Los prestamistas lo esperaban en la puerta, pero esta vez, su presencia no le provocó el habitual nudo en el estómago.

En lugar de demandas o reproches, ellos inclinaron la cabeza con solemnidad.

—La deuda ha sido saldada. Sakaki Yuya, eres un hombre libre. —

Por un momento, Yuya no supo qué hacer.

Las palabras flotaron en el aire, irreales, hasta que el peso de su significado lo golpeó.

Y entonces, como un río que rompe un dique, las lágrimas comenzaron a fluir. Lloró sin reservas, sin miedo a quién pudiera verlo, porque por primera vez en años sentía que podía respirar.
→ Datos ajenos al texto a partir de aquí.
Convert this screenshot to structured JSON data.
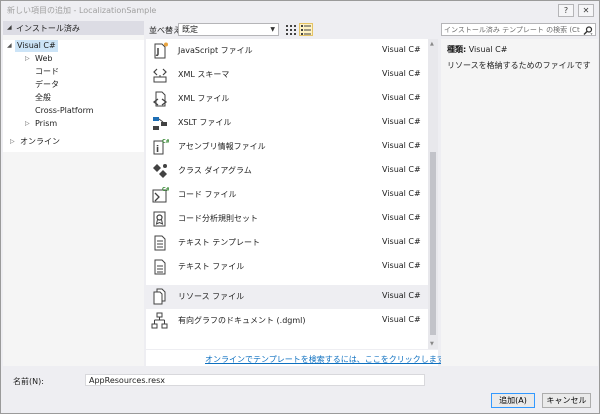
{
  "window": {
    "title": "新しい項目の追加 - LocalizationSample",
    "help_label": "?",
    "close_label": "✕"
  },
  "left_panel": {
    "header": "インストール済み",
    "tree": [
      {
        "label": "Visual C#",
        "expander": "◢",
        "selected": true
      },
      {
        "label": "Web",
        "expander": "▷"
      },
      {
        "label": "コード",
        "expander": ""
      },
      {
        "label": "データ",
        "expander": ""
      },
      {
        "label": "全般",
        "expander": ""
      },
      {
        "label": "Cross-Platform",
        "expander": ""
      },
      {
        "label": "Prism",
        "expander": "▷"
      }
    ],
    "online": {
      "label": "オンライン",
      "expander": "▷"
    }
  },
  "sort": {
    "label": "並べ替え:",
    "selected": "既定"
  },
  "search": {
    "placeholder": "インストール済み テンプレート の検索 (Ctrl+E"
  },
  "templates": [
    {
      "name": "JavaScript ファイル",
      "lang": "Visual C#",
      "icon": "javascript-file-icon"
    },
    {
      "name": "XML スキーマ",
      "lang": "Visual C#",
      "icon": "xml-schema-icon"
    },
    {
      "name": "XML ファイル",
      "lang": "Visual C#",
      "icon": "xml-file-icon"
    },
    {
      "name": "XSLT ファイル",
      "lang": "Visual C#",
      "icon": "xslt-file-icon"
    },
    {
      "name": "アセンブリ情報ファイル",
      "lang": "Visual C#",
      "icon": "assembly-info-icon"
    },
    {
      "name": "クラス ダイアグラム",
      "lang": "Visual C#",
      "icon": "class-diagram-icon"
    },
    {
      "name": "コード ファイル",
      "lang": "Visual C#",
      "icon": "code-file-icon"
    },
    {
      "name": "コード分析規則セット",
      "lang": "Visual C#",
      "icon": "ruleset-icon"
    },
    {
      "name": "テキスト テンプレート",
      "lang": "Visual C#",
      "icon": "text-template-icon"
    },
    {
      "name": "テキスト ファイル",
      "lang": "Visual C#",
      "icon": "text-file-icon"
    },
    {
      "name": "リソース ファイル",
      "lang": "Visual C#",
      "icon": "resource-file-icon",
      "selected": true
    },
    {
      "name": "有向グラフのドキュメント (.dgml)",
      "lang": "Visual C#",
      "icon": "directed-graph-icon"
    }
  ],
  "online_link": "オンラインでテンプレートを検索するには、ここをクリックします。",
  "details": {
    "type_key": "種類:",
    "type_value": "Visual C#",
    "description": "リソースを格納するためのファイルです"
  },
  "name_field": {
    "label": "名前(N):",
    "value": "AppResources.resx"
  },
  "buttons": {
    "add": "追加(A)",
    "cancel": "キャンセル"
  },
  "colors": {
    "selection": "#cce4f7",
    "link": "#0e70c0",
    "accent_cs": "#68217a"
  }
}
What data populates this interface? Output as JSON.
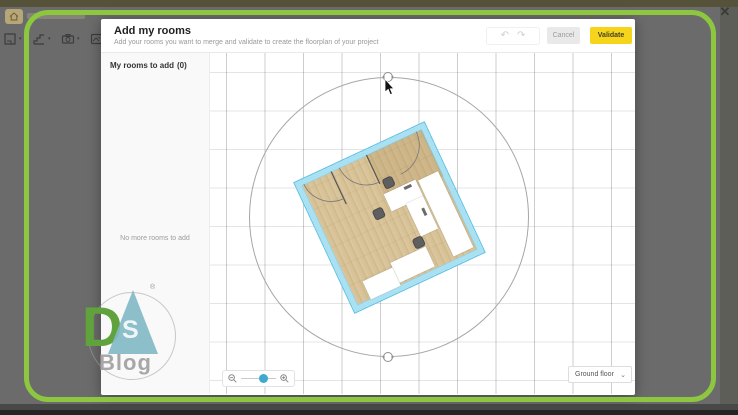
{
  "frame": {
    "accent_color": "#8dc63f"
  },
  "window": {
    "close_glyph": "✕"
  },
  "background_app": {
    "toolbar_icons": [
      "home-icon",
      "room-tool-icon",
      "stairs-tool-icon",
      "camera-icon",
      "frame-tool-icon"
    ]
  },
  "modal": {
    "title": "Add my rooms",
    "subtitle": "Add your rooms you want to merge and validate to create the floorplan of your project",
    "undo_glyph": "↶",
    "redo_glyph": "↷",
    "cancel_label": "Cancel",
    "validate_label": "Validate",
    "validate_bg": "#f6d41c"
  },
  "sidebar": {
    "heading_label": "My rooms to add",
    "heading_count": "(0)",
    "empty_message": "No more rooms to add"
  },
  "canvas": {
    "floor_selector_value": "Ground floor",
    "floor_selector_chevron": "⌄",
    "zoom_thumb_position_pct": 52,
    "zoom_thumb_color": "#3fa9cf",
    "plan": {
      "rotation_deg": -25,
      "wall_color": "#a9e1f3",
      "floor_wood_color": "#d7c298",
      "selection_circle": true,
      "doors": 3,
      "furniture": [
        "desk-l-shape",
        "wardrobe",
        "bottom-cabinet",
        "corner-block",
        "chair",
        "chair",
        "chair"
      ]
    }
  },
  "watermark": {
    "letter_d": "D",
    "letter_s": "S",
    "word": "Blog",
    "registered_glyph": "®",
    "d_color": "#60a33c",
    "s_triangle_color": "#83bac6"
  }
}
El líder de los prestamistas, con una ternura que parecía impropia de su posición, colocó una mano en su hombro.

—Niño, si pudiste con esto, estoy seguro de que puedes con cualquier cosa. Avisaré a todos que nadie vuelva a hacer préstamos a tu nombre, y quien lo intente, tendrá que responderme. —

Yuya inclinó la cabeza en un gesto de profundo agradecimiento, sus palabras atrapadas en la garganta. Y mientras observaba a los hombres marcharse, sintió una extraña calma.

Por primera vez en mucho tiempo, el futuro no parecía una amenaza.

Los días que siguieron fueron tranquilos.

Yuya trabajaba, volvía a casa, leía los mensajes de Hoshiyomi y, a veces, incluso se permitía reír.

Su vida parecía haber encontrado un equilibrio frágil pero valioso, como un puente que él mismo había construido sobre las ruinas de su pasado.

Pero...

Fue entonces, una noche como cualquier otra, cuando algo cambió.

Al llegar a su casa, notó una anomalía.

—La luz está encendida... —Murmuró, sintiendo cómo una sensación de inquietud se apoderaba de él.

Su respiración se volvió más pesada mientras su mente procesaba lo que significaba. Su mano tembló al girar la llave en la cerradura, y cuando finalmente entró, su mirada se posó en la figura que lo esperaba al otro lado de la puerta.

—No puede ser... —Susurró, mientras el peso de un pasado que creía haber dejado atrás caía sobre sus hombros como una losa.

Frente a él, sentado como si nunca se hubiera ido, estaba su padre.